For Buchanan, the R&W citation is still just for a locative, so we need this:
(For great temporal consistency:) Ann Buchanan; mother of a male child christened Sep 1587; BISHOP MIDDLEHAM,DURHAM,ENGLAND; batch no. M10012-1; https://familysearch.org/ark:/61903/1:1:XTP8-RBM
5: Tiberius of Warwickshire - New Name & New Badge
Gules, a cross formy between four trilliums argent
No major changes.
Tiberius was the name of a saint, who was venerated at Montpellier during the Middle Ages. [Tiberius Addams, 05/2011 LoAR, A-West]

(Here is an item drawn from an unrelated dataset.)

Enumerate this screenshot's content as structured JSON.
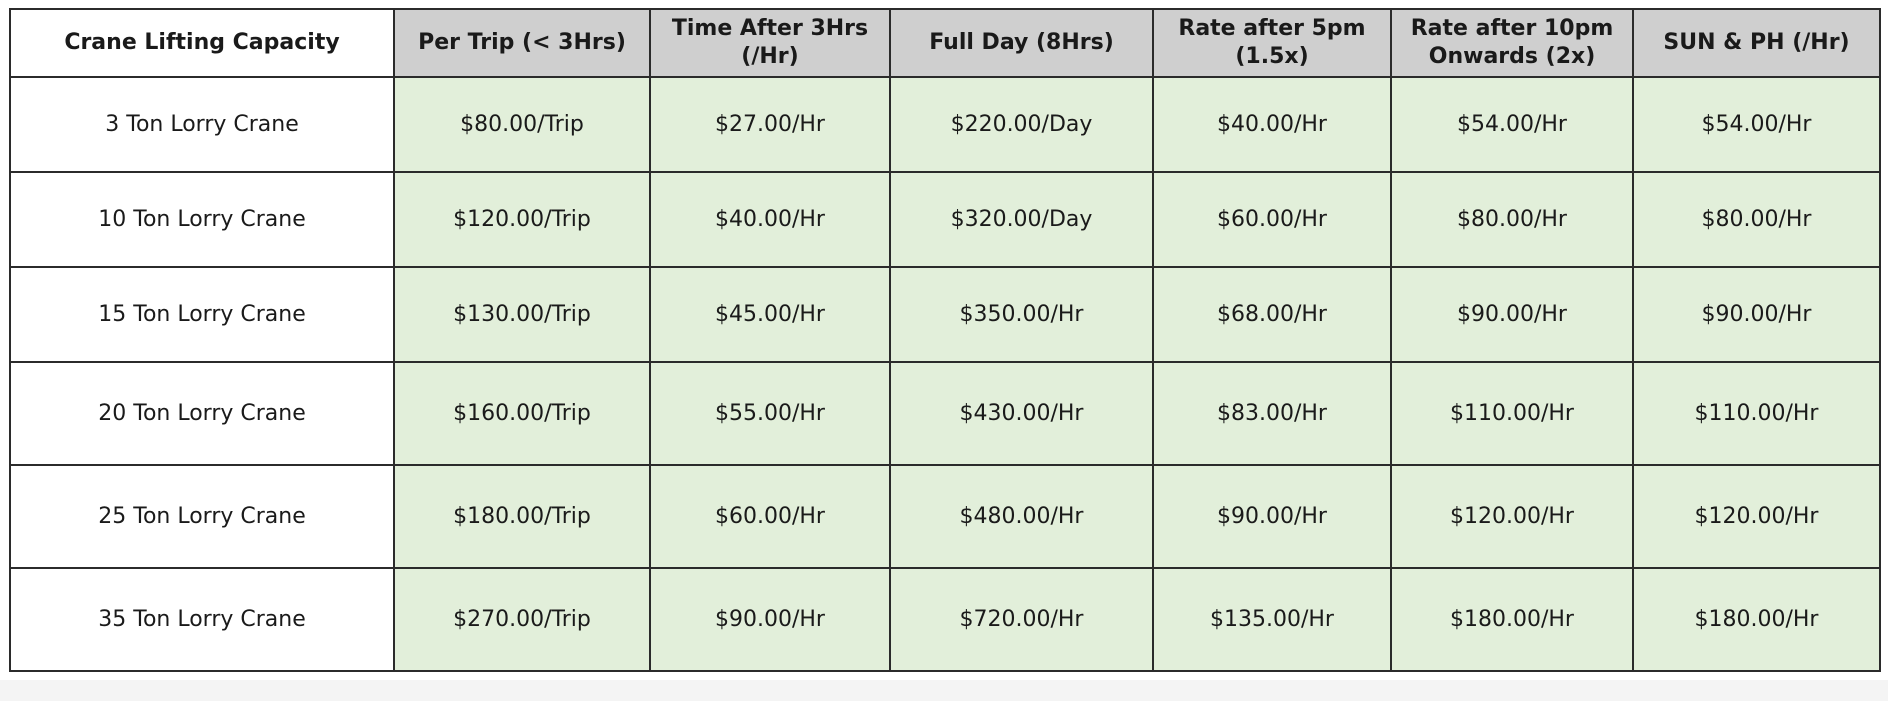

Warwickshire is a county in the West Midlands of England q.v. "The lay subsidy roll for Warwickshire of 6 Edward III (1332)" https://catalog.hathitrust.org/Record/001644446
From the Kingdom commentary Seraphina Delfino adds this..
I wonder if this will help stengthen the documentation for Warwickshire. It mentions Warwickshire in the 12th Century. The hundreds of Warwickshire http://www.british-history.ac.uk/vch/warks/vol3/pp1-4
And Christopher Devereux provides this...
As an alternative, Warwickshire appears in Britannia: sive florentissimorum regnorum, Angliae, Scotiae, Hiberniae... by William Camden (1616; https://books.google.com/books?id=5PAOAAAAQAAJ&pg=PA445&dq=warwickshire&hl=en&sa=X&ved=0ahUKEwio-anq ge7QAhVDQCYKHX_gBFwQ6AEIGjAA#v=onepage&q=warwickshire&f=false).
Additionally, the February 2015 Cover Letter allows for English and German names to be borrowed in the context of the 16th and early 17th centuries, allowing us to count a German given name borrowed into English as English.
<Tiberius> Balamanuto, m, 30 Jan 1604, Stuttgart, Württemberg, Germany. Batch #M91614-9. https://familysearch.org/ark:/61903/1:1:NZLR-JQL
Use of the Trillium flower is a Step from Period practice, but it is the only one.
As always, we thank those who have commented on our Internal letter and this external letter.